Selon Naguib Gabriel, qui se base sur des données issues de rapports provenant des églises coptes et des communautés à l’étranger, le problème trouverait son origine dans la tendance actuelle de l’immigration qui aggrave l'état de minorité des coptes, a-t-il déclaré au journal Al-Masry Al-Youm . Il a exhorté le Conseil Suprême des Forces Armées (SCAF) et le cabinet égyptien à travailler sur la réduction du phénomène.



« Près de 16 000 ont migré vers la Californie, tandis que 10 000 sont allés au New Jersey, 8000 à New York, et 8000 dans d’autres États américains » « Autour de 14 000 se sont rendu dans la région est de l’Australie, 17 000 au Canada, et 20 000 se sont installés dans les Pays-Bas, Italie, Angleterre, Autriche, Allemagne et France. »



Il attribue cette émigration copte aux groupes salafistes extrémistes qui cherchent à appliquer la loi islamique et veulent interdire aux Coptes les postes gouvernementaux importants. Il a également pointé du doigt les attaques contre les églises coptes et l’échec du gouvernement à conduire les attaquants devant la justice.

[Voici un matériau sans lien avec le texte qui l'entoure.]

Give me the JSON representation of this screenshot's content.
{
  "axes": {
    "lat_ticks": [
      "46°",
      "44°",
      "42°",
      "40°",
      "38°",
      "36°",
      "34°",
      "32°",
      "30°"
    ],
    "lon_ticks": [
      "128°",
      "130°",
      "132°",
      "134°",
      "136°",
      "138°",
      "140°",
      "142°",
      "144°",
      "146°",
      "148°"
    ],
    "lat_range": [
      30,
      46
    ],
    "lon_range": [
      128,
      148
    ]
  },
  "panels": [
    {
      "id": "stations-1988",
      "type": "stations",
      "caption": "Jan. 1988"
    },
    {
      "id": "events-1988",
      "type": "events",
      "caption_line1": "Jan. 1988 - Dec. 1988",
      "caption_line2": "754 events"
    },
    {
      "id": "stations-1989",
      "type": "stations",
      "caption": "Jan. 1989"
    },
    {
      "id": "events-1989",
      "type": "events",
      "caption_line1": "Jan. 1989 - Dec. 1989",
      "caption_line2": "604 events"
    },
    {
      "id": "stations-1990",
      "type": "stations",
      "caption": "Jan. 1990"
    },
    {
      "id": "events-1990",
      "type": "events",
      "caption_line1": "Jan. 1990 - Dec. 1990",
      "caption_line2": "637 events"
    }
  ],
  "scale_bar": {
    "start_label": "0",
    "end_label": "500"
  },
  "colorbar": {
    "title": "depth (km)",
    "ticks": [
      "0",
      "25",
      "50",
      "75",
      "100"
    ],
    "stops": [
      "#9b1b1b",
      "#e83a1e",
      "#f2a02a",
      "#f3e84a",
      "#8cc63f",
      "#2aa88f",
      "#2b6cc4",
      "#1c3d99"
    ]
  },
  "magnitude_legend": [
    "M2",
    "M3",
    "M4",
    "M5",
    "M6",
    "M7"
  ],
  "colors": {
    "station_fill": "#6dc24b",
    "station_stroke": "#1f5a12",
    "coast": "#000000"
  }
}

L’auteur copte du rapport, Kamal Zakher, estime que les chiffres du rapport sont exagérés, mais que le problème de l’émigration copte est réel et l’inquiétude justifiée. Selon lui, la révolution du 25 Janvier ne peut pas être la cause principale de ces émigrations puisque les procédures d'émigration peuvent prendre jusqu’à un an pour se terminer.



Le responsable des églises évangéliques en Égypte, Safwat Al-Bayadi, a également exprimé son inquiétude au sujet cette émigration massive, en signalant que sa résolution passera par une volonté politique à l'endiguer.



Les Chrétiens représentent près de 10% de la population égyptienne. Après l’éviction de l’ancien président égyptien Hosni Moubarak en février, l’influence politique croissante des groupes islamistes, dont certains voient les coptes comme des infidèles et leur refusent le droit d’accéder à des postes de hauts fonctionnaires, soulève de plus en plus d’inquiétudes dans la communauté copte. Et ce malgré les propos se voulant rassurants de la part des Frères musulmans.